【きょうの健康6月号から】
・胆石を持つ人は推定1000万人。以前は中高年女性に多かったが、最近は男女差なしに増加中。
・胆嚢の中で濃縮された胆汁の成分が固まってできると思われる。急激なダイエットや不規則な生活で、食事を抜くと過剰に濃縮されてできやすい。
◆結石の成分による分類
・コレステロール結石:60%を占める。胆汁中のコレステロールが固まった結石。
・黒色結石:30%を占める。胆汁の色素成分ビリルビンが固まった結石。
・ビリルビンカルシウム結石:10%を占める。ビリルビンにカルシウムが結合してできた結石。最近は減少傾向。
◆結石が存在する場所による分類
・胆嚢結石:90%を占める。胆嚢の中。
・総胆管結石:10%を占める。総胆管(胆嚢から十二指腸までの経路)の中。
・肝内胆管:まれ。肝臓の中の胆汁の通り道(胆嚢に至る)。
◆症状
・みぞおちから右肋骨下辺りに起こる激しい痛み(疝痛発作)。食後に起こることが多い。数十分〜2時間程度続く。右背中や肩に放散し、狭心症と間違われることも。

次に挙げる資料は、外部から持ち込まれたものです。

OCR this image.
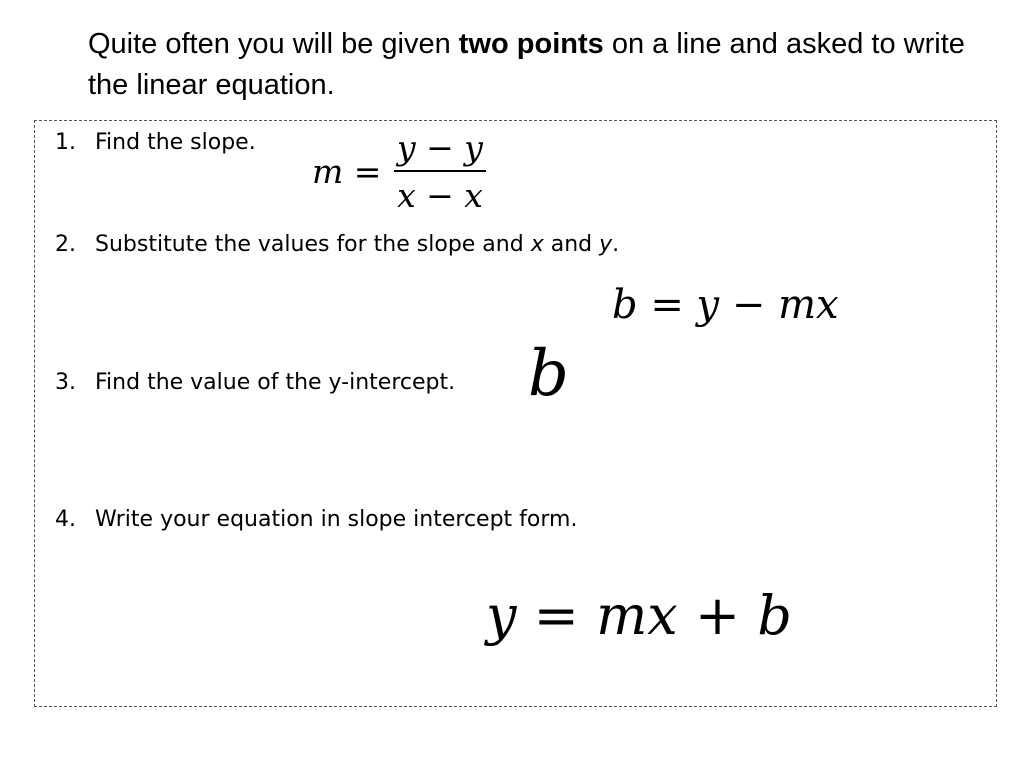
Quite often you will be given two points on a line and asked to write the linear equation.

1. Find the slope.
m =
y − y
x − x
2. Substitute the values for the slope and x and y.
b = y − mx
3. Find the value of the y-intercept. b
4. Write your equation in slope intercept form.
y = mx + b
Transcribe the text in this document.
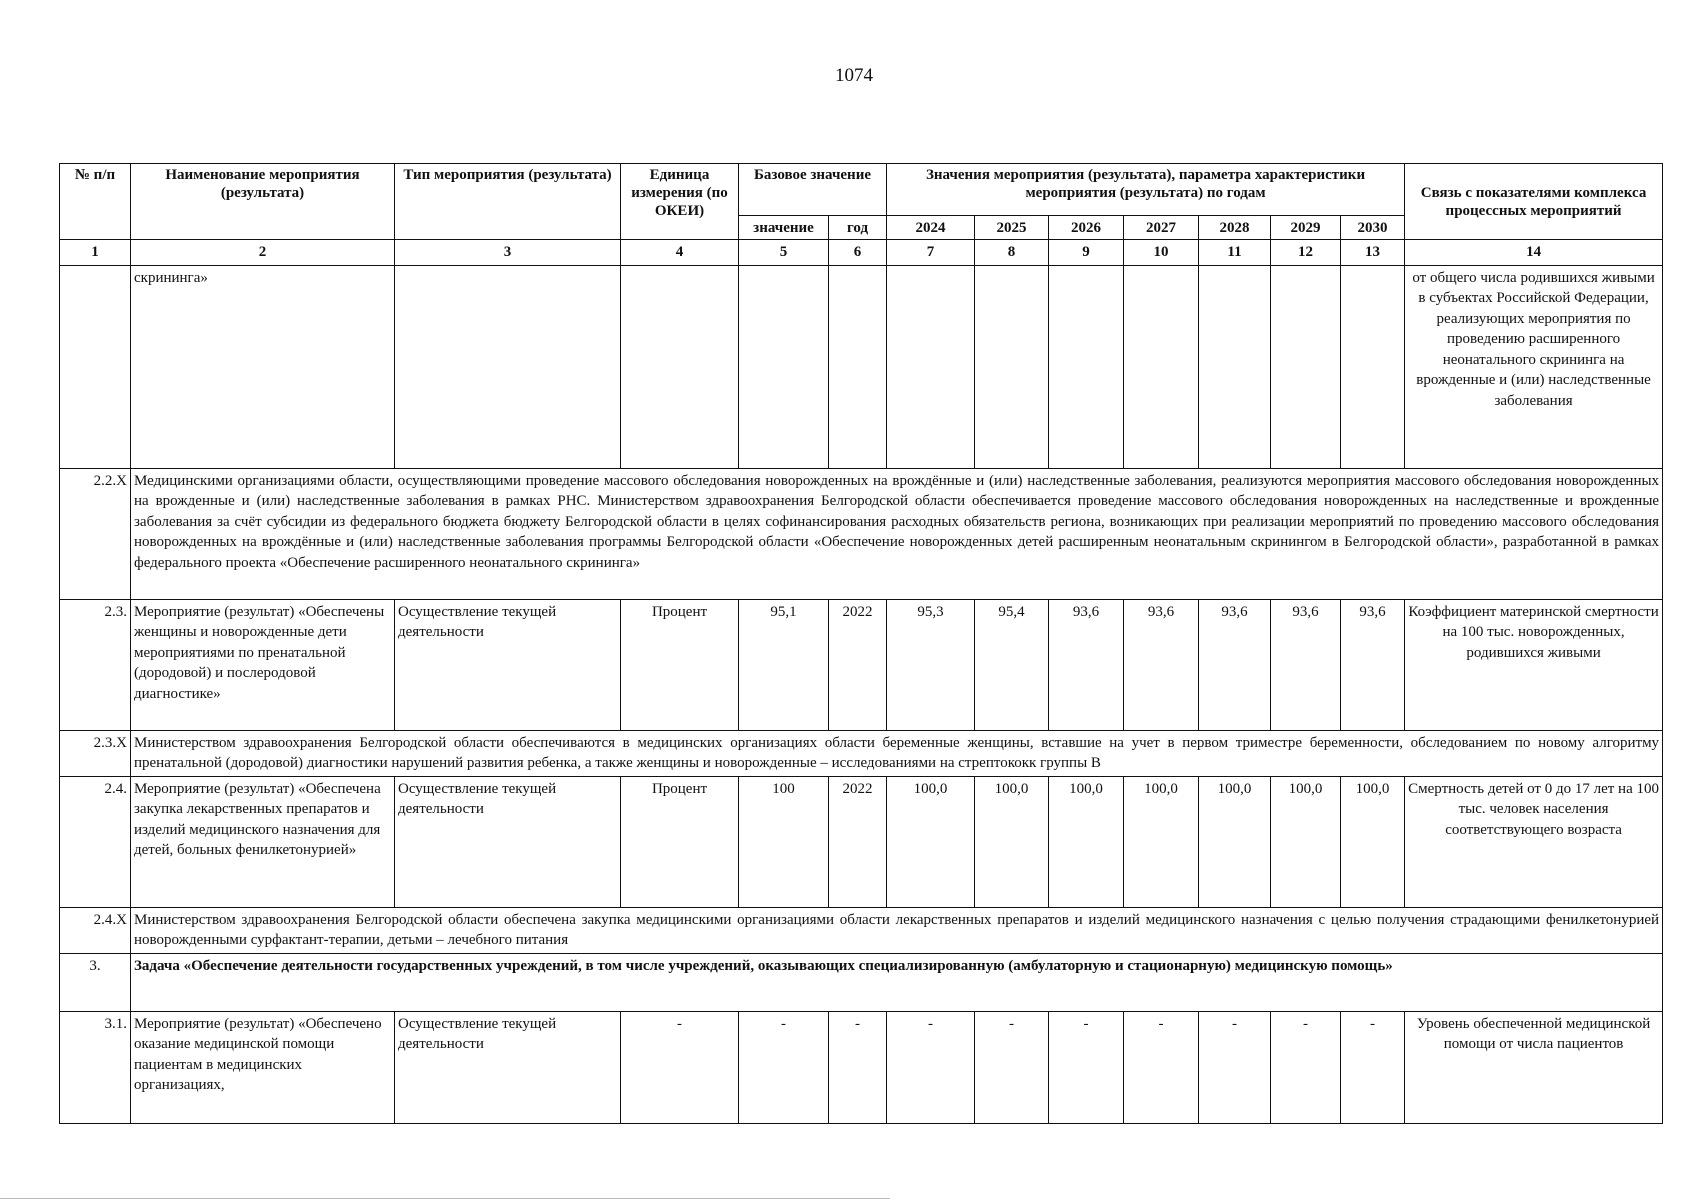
1074
№ п/п	Наименование мероприятия (результата)	Тип мероприятия (результата)	Единица измерения (по ОКЕИ)	Базовое значение		Значения мероприятия (результата), параметра характеристики мероприятия (результата) по годам							Связь с показателями комплекса процессных мероприятий
				значение	год	2024	2025	2026	2027	2028	2029	2030	
1	2	3	4	5	6	7	8	9	10	11	12	13	14
	скрининга»												от общего числа родившихся живыми в субъектах Российской Федерации, реализующих мероприятия по проведению расширенного неонатального скрининга на врожденные и (или) наследственные заболевания
2.2.X	Медицинскими организациями области, осуществляющими проведение массового обследования новорожденных на врождённые и (или) наследственные заболевания, реализуются мероприятия массового обследования новорожденных на врожденные и (или) наследственные заболевания в рамках РНС. Министерством здравоохранения Белгородской области обеспечивается проведение массового обследования новорожденных на наследственные и врожденные заболевания за счёт субсидии из федерального бюджета бюджету Белгородской области в целях софинансирования расходных обязательств региона, возникающих при реализации мероприятий по проведению массового обследования новорожденных на врождённые и (или) наследственные заболевания программы Белгородской области «Обеспечение новорожденных детей расширенным неонатальным скринингом в Белгородской области», разработанной в рамках федерального проекта «Обеспечение расширенного неонатального скрининга»												
2.3.	Мероприятие (результат) «Обеспечены женщины и новорожденные дети мероприятиями по пренатальной (дородовой) и послеродовой диагностике»	Осуществление текущей деятельности	Процент	95,1	2022	95,3	95,4	93,6	93,6	93,6	93,6	93,6	Коэффициент материнской смертности на 100 тыс. новорожденных, родившихся живыми
2.3.X	Министерством здравоохранения Белгородской области обеспечиваются в медицинских организациях области беременные женщины, вставшие на учет в первом триместре беременности, обследованием по новому алгоритму пренатальной (дородовой) диагностики нарушений развития ребенка, а также женщины и новорожденные – исследованиями на стрептококк группы В												
2.4.	Мероприятие (результат) «Обеспечена закупка лекарственных препаратов и изделий медицинского назначения для детей, больных фенилкетонурией»	Осуществление текущей деятельности	Процент	100	2022	100,0	100,0	100,0	100,0	100,0	100,0	100,0	Смертность детей от 0 до 17 лет на 100 тыс. человек населения соответствующего возраста
2.4.X	Министерством здравоохранения Белгородской области обеспечена закупка медицинскими организациями области лекарственных препаратов и изделий медицинского назначения с целью получения страдающими фенилкетонурией новорожденными сурфактант-терапии, детьми – лечебного питания												
3.	Задача «Обеспечение деятельности государственных учреждений, в том числе учреждений, оказывающих специализированную (амбулаторную и стационарную) медицинскую помощь»												
3.1.	Мероприятие (результат) «Обеспечено оказание медицинской помощи пациентам в медицинских организациях,	Осуществление текущей деятельности	-	-	-	-	-	-	-	-	-	-	Уровень обеспеченной медицинской помощи от числа пациентов
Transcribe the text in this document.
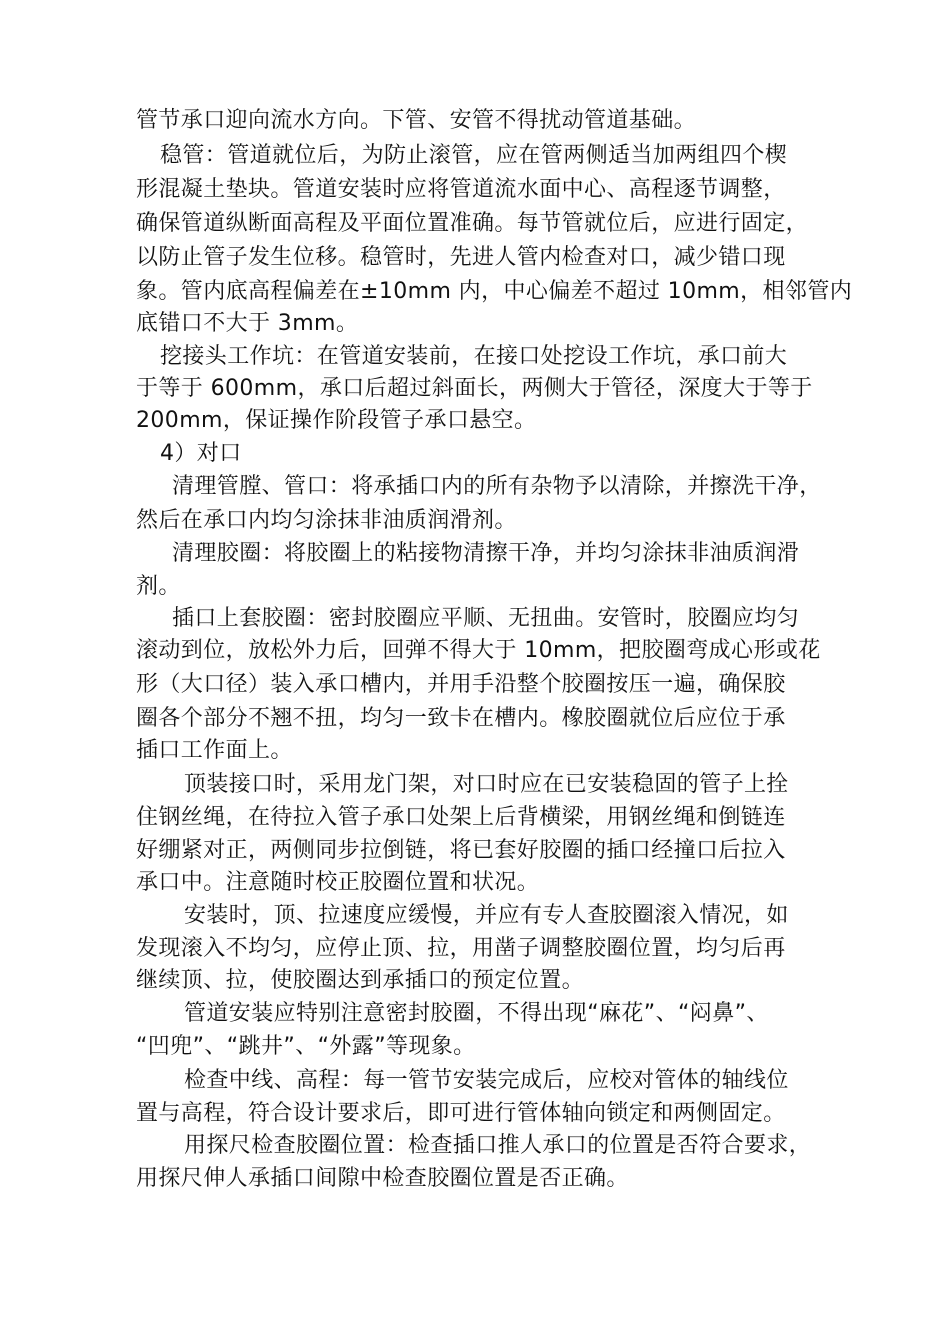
管节承口迎向流水方向。下管、安管不得扰动管道基础。
稳管：管道就位后，为防止滚管，应在管两侧适当加两组四个楔
形混凝土垫块。管道安装时应将管道流水面中心、高程逐节调整，
确保管道纵断面高程及平面位置准确。每节管就位后，应进行固定，
以防止管子发生位移。稳管时，先进人管内检查对口，减少错口现
象。管内底高程偏差在±10mm 内，中心偏差不超过 10mm，相邻管内
底错口不大于 3mm。
挖接头工作坑：在管道安装前，在接口处挖设工作坑，承口前大
于等于 600mm，承口后超过斜面长，两侧大于管径，深度大于等于
200mm，保证操作阶段管子承口悬空。
4）对口
清理管膛、管口：将承插口内的所有杂物予以清除，并擦洗干净，
然后在承口内均匀涂抹非油质润滑剂。
清理胶圈：将胶圈上的粘接物清擦干净，并均匀涂抹非油质润滑
剂。
插口上套胶圈：密封胶圈应平顺、无扭曲。安管时，胶圈应均匀
滚动到位，放松外力后，回弹不得大于 10mm，把胶圈弯成心形或花
形（大口径）装入承口槽内，并用手沿整个胶圈按压一遍，确保胶
圈各个部分不翘不扭，均匀一致卡在槽内。橡胶圈就位后应位于承
插口工作面上。
顶装接口时，采用龙门架，对口时应在已安装稳固的管子上拴
住钢丝绳，在待拉入管子承口处架上后背横梁，用钢丝绳和倒链连
好绷紧对正，两侧同步拉倒链，将已套好胶圈的插口经撞口后拉入
承口中。注意随时校正胶圈位置和状况。
安装时，顶、拉速度应缓慢，并应有专人查胶圈滚入情况，如
发现滚入不均匀，应停止顶、拉，用凿子调整胶圈位置，均匀后再
继续顶、拉，使胶圈达到承插口的预定位置。
管道安装应特别注意密封胶圈，不得出现“麻花”、“闷鼻”、
“凹兜”、“跳井”、“外露”等现象。
检查中线、高程：每一管节安装完成后，应校对管体的轴线位
置与高程，符合设计要求后，即可进行管体轴向锁定和两侧固定。
用探尺检查胶圈位置：检查插口推人承口的位置是否符合要求，
用探尺伸人承插口间隙中检查胶圈位置是否正确。
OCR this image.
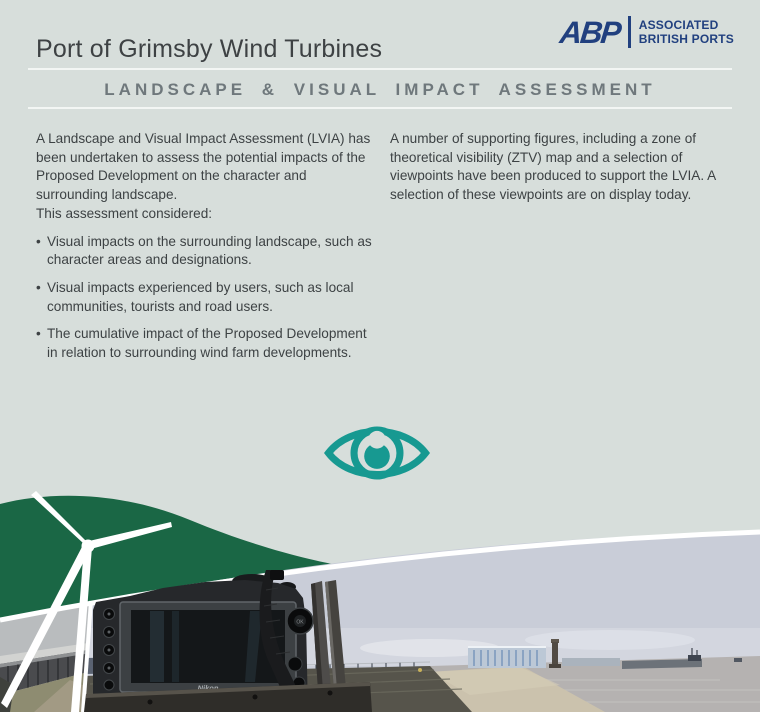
Port of Grimsby Wind Turbines	ABP ASSOCIATED
BRITISH PORTS
LANDSCAPE & VISUAL IMPACT ASSESSMENT

A Landscape and Visual Impact Assessment (LVIA) has been undertaken to assess the potential impacts of the Proposed Development on the character and surrounding landscape.

This assessment considered:

• Visual impacts on the surrounding landscape, such as character areas and designations.
• Visual impacts experienced by users, such as local communities, tourists and road users.
• The cumulative impact of the Proposed Development in relation to surrounding wind farm developments.

A number of supporting figures, including a zone of theoretical visibility (ZTV) map and a selection of viewpoints have been produced to support the LVIA. A selection of these viewpoints are on display today.

Nikon
OK
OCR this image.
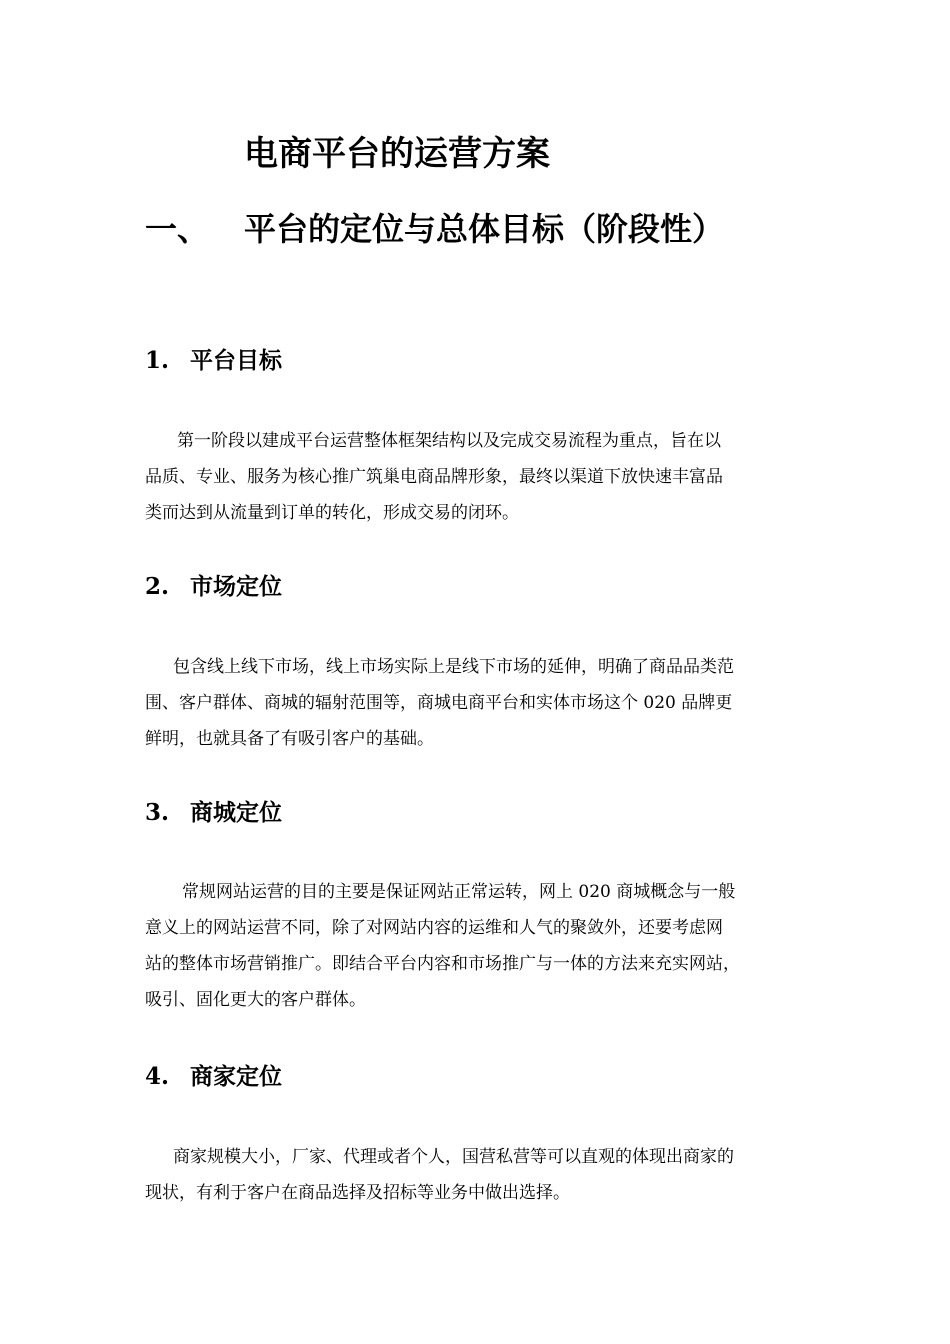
电商平台的运营方案
一、 平台的定位与总体目标（阶段性）
1. 平台目标
第一阶段以建成平台运营整体框架结构以及完成交易流程为重点，旨在以
品质、专业、服务为核心推广筑巢电商品牌形象，最终以渠道下放快速丰富品
类而达到从流量到订单的转化，形成交易的闭环。
2. 市场定位
包含线上线下市场，线上市场实际上是线下市场的延伸，明确了商品品类范
围、客户群体、商城的辐射范围等，商城电商平台和实体市场这个 020 品牌更
鲜明，也就具备了有吸引客户的基础。
3. 商城定位
常规网站运营的目的主要是保证网站正常运转，网上 020 商城概念与一般
意义上的网站运营不同，除了对网站内容的运维和人气的聚敛外，还要考虑网
站的整体市场营销推广。即结合平台内容和市场推广与一体的方法来充实网站，
吸引、固化更大的客户群体。
4. 商家定位
商家规模大小，厂家、代理或者个人，国营私营等可以直观的体现出商家的
现状，有利于客户在商品选择及招标等业务中做出选择。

・胆石の詰まった箇所で細菌感染が起こると急性胆嚢炎や急性胆管炎となる。発熱、黄疸、肝機能低下。→抗菌薬や膿を排出させる治療。
・胆石が総胆管の十二指腸への出口に詰まると、胆汁は膵臓に流れ込み急性膵炎が起こることも。→絶食絶飲(点滴にて栄養補給)し、薬物療法。
・鈍痛だったり、痛みを感じない(サイレントストーン)ケースも。大きい胆石が胆嚢の中にとどまっている場合、痛みは起きにくい。
◆検査
・超音波検査:最もよく行われる。90%診断可。
・MRCP(磁気共鳴胆管膵管撮影):MRIで胆管や膵管の中を描く。総胆管結石の発見に効果的。造影剤が不要で患者への負担が少ない。
・CT(コンピュータ断層撮影):肝内結石の発見。胆嚢壁の石灰化(カルシウム沈着)や胆石の石灰化もわかる。
◆治療
・胆嚢結石:胆嚢をまるごと摘出。通常、腹腔鏡下胆嚢摘出術(小さな穴を3〜4か所開けて胆嚢を摘出、3〜4日程度の入院)。腹部手術の経験があり癒着がある場合や、肝硬変がある場合は開腹(10日程度の入院)。
・総胆管結石:内視鏡を口から十二指腸まで挿入し、総胆管の出口を広げて取り出す。見つかった時点ですぐ行うのが一般的。
・肝内結石:開腹手術。肝臓の一部を切除したり、胆道鏡を使って胆石を摘出。複雑な手術となり、患者への負担も大きい。
・経過観察(摘出手術を受けない)場合:年1回程度の検査。脂肪の取り過ぎに注意し、規則正しい食事をする。
・胆石溶解薬、体外から衝撃波を当てて石を砕く治療もある。体への負担は少ないが、効果が手術ほど確実ではなかったり、再発しやすかったり。

【取穴】
・肝内と胆嚢内に複数の結石がある患者の例:右季肋部,胃兪,胃倉,陽陵泉に著明な圧痛。胃兪―胃倉にパルス10分間、陽陵泉に皮内鍼、右肝点(耳)にも皮内鍼。痛み消失。
・第4〜11胸椎の高さのツボ。下肢では、太敦、太衝、三陰交漏谷地機、曲泉、陽陵泉など。